For tens of millions of women, Social Security is their primary source of retirement security, as their jobs rarely provide pensions, and working a lifetime at unequal pay leaves them with precious little in the way of personal savings. Requiring the wealthy to pay their fair share into the Social Security system — which they currently do not do— is the right way to strengthen long-term solvency and provide the benefits that people need to stay out of poverty.
Republicans, and some Democrats who think copying some of the worst qualities of the Republicans will make them more popular with voters, are going after Social Security hammer and tongs. Senators might think that setting a pathway towards cutting Social Security will make it easier to reverse course on the sequester, but that’s just wrong. You can’t fight bad policy with worse policy.
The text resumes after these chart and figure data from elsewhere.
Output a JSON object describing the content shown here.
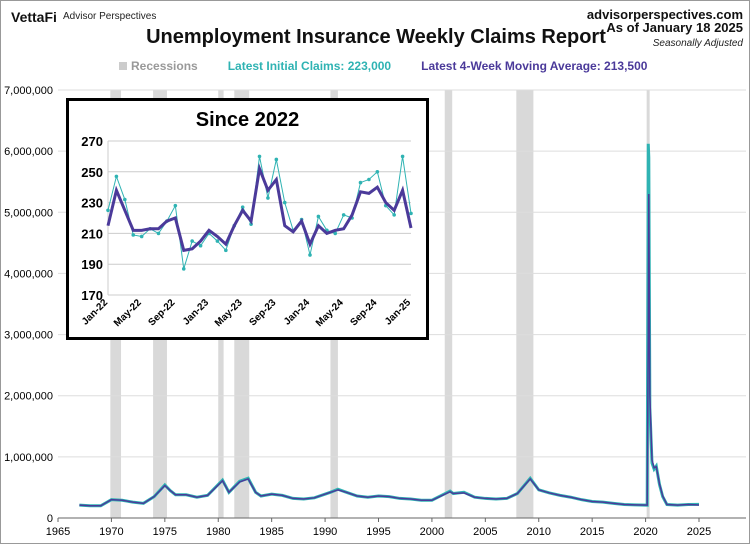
{
  "header": {
    "brand": "VettaFi",
    "brand_sub": "Advisor Perspectives",
    "site": "advisorperspectives.com",
    "as_of": "As of January 18 2025",
    "seasonal": "Seasonally Adjusted"
  },
  "chart_data": [
    {
      "type": "line",
      "title": "Unemployment Insurance Weekly Claims Report",
      "legend": {
        "recessions": "Recessions",
        "latest_initial": "Latest Initial Claims: 223,000",
        "latest_ma": "Latest 4-Week Moving Average: 213,500"
      },
      "colors": {
        "initial": "#2fb3b3",
        "ma": "#4b3a9a",
        "recession": "#d9d9d9"
      },
      "ylim": [
        0,
        7000000
      ],
      "yticks": [
        0,
        1000000,
        2000000,
        3000000,
        4000000,
        5000000,
        6000000,
        7000000
      ],
      "ytick_labels": [
        "0",
        "1,000,000",
        "2,000,000",
        "3,000,000",
        "4,000,000",
        "5,000,000",
        "6,000,000",
        "7,000,000"
      ],
      "xlim": [
        1965,
        2025
      ],
      "xticks": [
        1965,
        1970,
        1975,
        1980,
        1985,
        1990,
        1995,
        2000,
        2005,
        2010,
        2015,
        2020,
        2025
      ],
      "recessions": [
        [
          1969.9,
          1970.9
        ],
        [
          1973.9,
          1975.2
        ],
        [
          1980.0,
          1980.5
        ],
        [
          1981.5,
          1982.9
        ],
        [
          1990.5,
          1991.2
        ],
        [
          2001.2,
          2001.9
        ],
        [
          2007.9,
          2009.5
        ],
        [
          2020.1,
          2020.35
        ]
      ],
      "x": [
        1967,
        1968,
        1969,
        1970,
        1971,
        1972,
        1973,
        1974,
        1975,
        1975.5,
        1976,
        1977,
        1978,
        1979,
        1980.4,
        1981,
        1982,
        1982.8,
        1983.5,
        1984,
        1985,
        1986,
        1987,
        1988,
        1989,
        1990.5,
        1991.2,
        1992,
        1993,
        1994,
        1995,
        1996,
        1997,
        1998,
        1999,
        2000,
        2001.7,
        2002,
        2003,
        2004,
        2005,
        2006,
        2007,
        2008,
        2009.2,
        2010,
        2011,
        2012,
        2013,
        2014,
        2015,
        2016,
        2017,
        2018,
        2019,
        2020.15,
        2020.25,
        2020.3,
        2020.4,
        2020.6,
        2020.8,
        2021,
        2021.3,
        2021.6,
        2022,
        2023,
        2024,
        2025
      ],
      "series": [
        {
          "name": "Initial Claims",
          "values": [
            210000,
            200000,
            200000,
            300000,
            290000,
            260000,
            240000,
            350000,
            540000,
            450000,
            380000,
            380000,
            340000,
            370000,
            620000,
            420000,
            600000,
            650000,
            420000,
            360000,
            390000,
            370000,
            320000,
            310000,
            330000,
            420000,
            470000,
            420000,
            360000,
            340000,
            360000,
            350000,
            320000,
            310000,
            290000,
            290000,
            440000,
            400000,
            420000,
            340000,
            320000,
            310000,
            320000,
            400000,
            650000,
            460000,
            410000,
            370000,
            340000,
            300000,
            270000,
            260000,
            240000,
            220000,
            215000,
            210000,
            6120000,
            5900000,
            1800000,
            900000,
            800000,
            850000,
            550000,
            350000,
            220000,
            210000,
            220000,
            223000
          ]
        },
        {
          "name": "4-Week Moving Average",
          "values": [
            210000,
            200000,
            200000,
            300000,
            290000,
            260000,
            240000,
            350000,
            530000,
            450000,
            380000,
            380000,
            340000,
            370000,
            610000,
            420000,
            590000,
            640000,
            420000,
            360000,
            390000,
            370000,
            320000,
            310000,
            330000,
            420000,
            460000,
            420000,
            360000,
            340000,
            360000,
            350000,
            320000,
            310000,
            290000,
            290000,
            430000,
            400000,
            410000,
            340000,
            320000,
            310000,
            320000,
            400000,
            640000,
            460000,
            410000,
            370000,
            340000,
            300000,
            270000,
            260000,
            240000,
            220000,
            215000,
            210000,
            3000000,
            5300000,
            2000000,
            950000,
            820000,
            840000,
            560000,
            360000,
            220000,
            210000,
            220000,
            213500
          ]
        }
      ]
    },
    {
      "type": "line",
      "title": "Since 2022",
      "ylim": [
        170,
        270
      ],
      "yticks": [
        170,
        190,
        210,
        230,
        250,
        270
      ],
      "xtick_labels": [
        "Jan-22",
        "May-22",
        "Sep-22",
        "Jan-23",
        "May-23",
        "Sep-23",
        "Jan-24",
        "May-24",
        "Sep-24",
        "Jan-25"
      ],
      "series": [
        {
          "name": "Initial Claims",
          "values": [
            225,
            247,
            232,
            209,
            208,
            213,
            210,
            218,
            228,
            187,
            205,
            202,
            210,
            205,
            199,
            215,
            227,
            216,
            260,
            233,
            258,
            230,
            212,
            219,
            196,
            221,
            212,
            210,
            222,
            220,
            243,
            245,
            250,
            228,
            222,
            260,
            223
          ]
        },
        {
          "name": "4-Week Moving Average",
          "values": [
            215,
            238,
            225,
            212,
            212,
            213,
            213,
            218,
            220,
            199,
            200,
            205,
            212,
            208,
            203,
            215,
            225,
            218,
            252,
            238,
            245,
            215,
            211,
            218,
            203,
            215,
            210,
            212,
            213,
            222,
            237,
            236,
            240,
            230,
            225,
            238,
            213.5
          ]
        }
      ]
    }
  ]
}
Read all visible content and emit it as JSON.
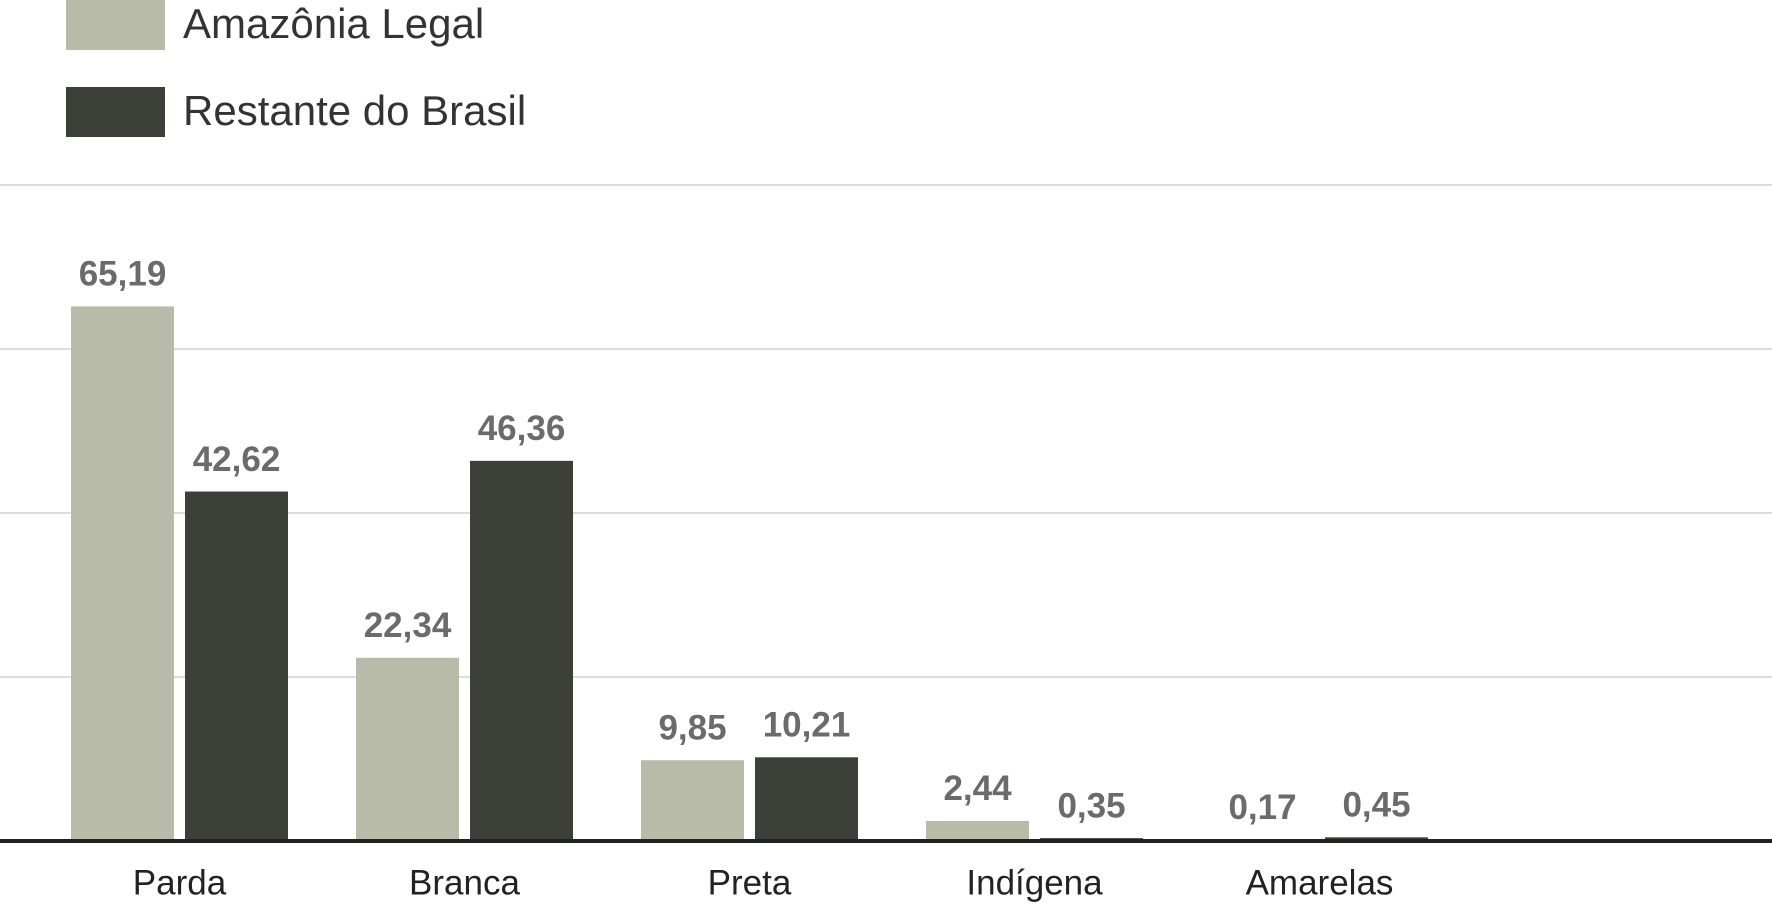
{
  "chart_data": {
    "type": "bar",
    "categories": [
      "Parda",
      "Branca",
      "Preta",
      "Indígena",
      "Amarelas"
    ],
    "series": [
      {
        "name": "Amazônia Legal",
        "color": "#b8bba8",
        "values": [
          65.19,
          22.34,
          9.85,
          2.44,
          0.17
        ],
        "value_labels": [
          "65,19",
          "22,34",
          "9,85",
          "2,44",
          "0,17"
        ]
      },
      {
        "name": "Restante do Brasil",
        "color": "#3c4039",
        "values": [
          42.62,
          46.36,
          10.21,
          0.35,
          0.45
        ],
        "value_labels": [
          "42,62",
          "46,36",
          "10,21",
          "0,35",
          "0,45"
        ]
      }
    ],
    "ylim": [
      0,
      80
    ],
    "yticks": [
      0,
      20,
      40,
      60,
      80
    ],
    "grid": true
  }
}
The choice isn’t between the wrong-headed austerity of sequestration and the failed austerity plan of Simpson-Bowles. Congress must choose to be on the side of women and their families, and against cuts in Social Security, Medicare and Medicaid.
Senators should know better than to put women and families at risk with harmful benefit cuts. Make no mistake: throwing Social Security under the bus is bad politics as well as bad policy.
Originally published on Terry O’Neill’s Huffington Post blog on 03/19/2015.
Do not cut Social Security, Medicare, and Medicaid. They benefit families and provide security to families. Do not leave these people behind and force them into poverty.
How irresponsible it is to go back on a deal with senior citizens who have spent their entire lives paying into the social security system with the understanding that at some time in their future they would be the recipients of social security benefits.